The usual fall back position for sloppy writing like this is that we are supposed to ‘suspend disbelief’ as we watch a lot of clearly impossible things happen. And did we like it? Did it make us feel something? Well, I guess confusion is something. So yeah, let’s go with the Ok, I liked it, even if none of it made even the tiniest bit of sense.

Interstellar is basically a ship wreck story where we have replaced a long sea voyage into the unknown with a long space voyage into the unknown, our hero even mentions yachts at one time for reason whatsoever. The difference, of course, is that we know about oceans and boats and islands and such in the real world. None of the stuff in Interstellar exists outside the framework of the film. A planet orbits a black hole, a tiny ship creates its own gravity by spin, the future and the past are pretty much the same place, and Some Body Out There Likes Us.

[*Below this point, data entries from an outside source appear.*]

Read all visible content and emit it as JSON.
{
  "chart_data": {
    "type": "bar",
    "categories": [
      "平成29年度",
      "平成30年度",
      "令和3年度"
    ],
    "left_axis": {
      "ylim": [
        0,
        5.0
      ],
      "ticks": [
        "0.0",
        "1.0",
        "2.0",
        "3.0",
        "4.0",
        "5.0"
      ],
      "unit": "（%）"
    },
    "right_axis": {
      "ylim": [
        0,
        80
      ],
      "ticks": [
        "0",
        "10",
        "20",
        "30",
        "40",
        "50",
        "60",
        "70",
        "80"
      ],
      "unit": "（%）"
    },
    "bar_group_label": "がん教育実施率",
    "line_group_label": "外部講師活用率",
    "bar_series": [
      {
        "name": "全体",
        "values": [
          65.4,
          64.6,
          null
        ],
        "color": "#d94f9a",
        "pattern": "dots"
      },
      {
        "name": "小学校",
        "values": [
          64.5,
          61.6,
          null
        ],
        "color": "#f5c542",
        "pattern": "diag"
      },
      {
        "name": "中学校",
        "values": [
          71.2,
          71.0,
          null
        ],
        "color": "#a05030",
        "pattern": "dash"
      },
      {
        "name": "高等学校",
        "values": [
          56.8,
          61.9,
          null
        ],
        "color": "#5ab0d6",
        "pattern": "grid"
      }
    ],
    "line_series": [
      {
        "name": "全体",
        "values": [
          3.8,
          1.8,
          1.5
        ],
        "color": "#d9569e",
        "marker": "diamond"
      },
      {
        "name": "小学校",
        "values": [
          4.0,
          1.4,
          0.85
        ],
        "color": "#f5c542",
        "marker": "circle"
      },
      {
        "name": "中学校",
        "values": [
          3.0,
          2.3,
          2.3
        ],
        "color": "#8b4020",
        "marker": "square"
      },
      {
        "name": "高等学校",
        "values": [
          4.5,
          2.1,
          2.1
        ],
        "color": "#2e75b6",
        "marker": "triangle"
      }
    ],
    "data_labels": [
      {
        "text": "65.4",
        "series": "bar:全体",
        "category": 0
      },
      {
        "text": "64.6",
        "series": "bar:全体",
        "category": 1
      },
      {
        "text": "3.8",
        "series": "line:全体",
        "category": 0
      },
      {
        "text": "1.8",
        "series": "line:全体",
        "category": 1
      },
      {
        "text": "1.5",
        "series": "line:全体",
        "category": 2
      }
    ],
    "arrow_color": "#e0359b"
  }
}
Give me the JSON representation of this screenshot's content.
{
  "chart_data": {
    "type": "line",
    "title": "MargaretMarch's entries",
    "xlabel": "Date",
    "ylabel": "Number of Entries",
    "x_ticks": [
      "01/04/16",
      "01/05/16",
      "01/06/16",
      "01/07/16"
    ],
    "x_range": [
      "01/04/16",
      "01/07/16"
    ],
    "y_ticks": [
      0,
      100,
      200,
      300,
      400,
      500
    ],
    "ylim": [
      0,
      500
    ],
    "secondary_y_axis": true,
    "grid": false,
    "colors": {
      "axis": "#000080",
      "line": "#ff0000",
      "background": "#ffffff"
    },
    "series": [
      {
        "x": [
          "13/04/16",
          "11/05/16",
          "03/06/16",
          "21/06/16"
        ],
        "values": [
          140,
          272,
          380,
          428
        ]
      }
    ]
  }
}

Truth be told, Interstellar could be giving an accurate account of things that we don’t really know. These are things that we might never be known, such as what it’s like to go into a wormhole or a black hole. One of the major problems that they just kind of skip over has to do with our main hero going to a planet close to a black hole, where time moves a lot faster than normal. One of the guys stays on the ship and ages about twenty years. Ok, so what did he eat? We are told many times that everyone on earth is starving to death, so there are no food Replicators ala Star Trek. Even if he had wanted to stay awake all that time, there’s no way he could have. We even met another character a few scenes later that says he ran out of supplies pretty quickly and had to put himself into cold sleep.

Interstella was fun to watch and they did leave the door open for a sequel. Does it rank up there with 2001 or The Terminator or The Matrix or Alien? No, not really. But it is right in the same ballpark as Gravity.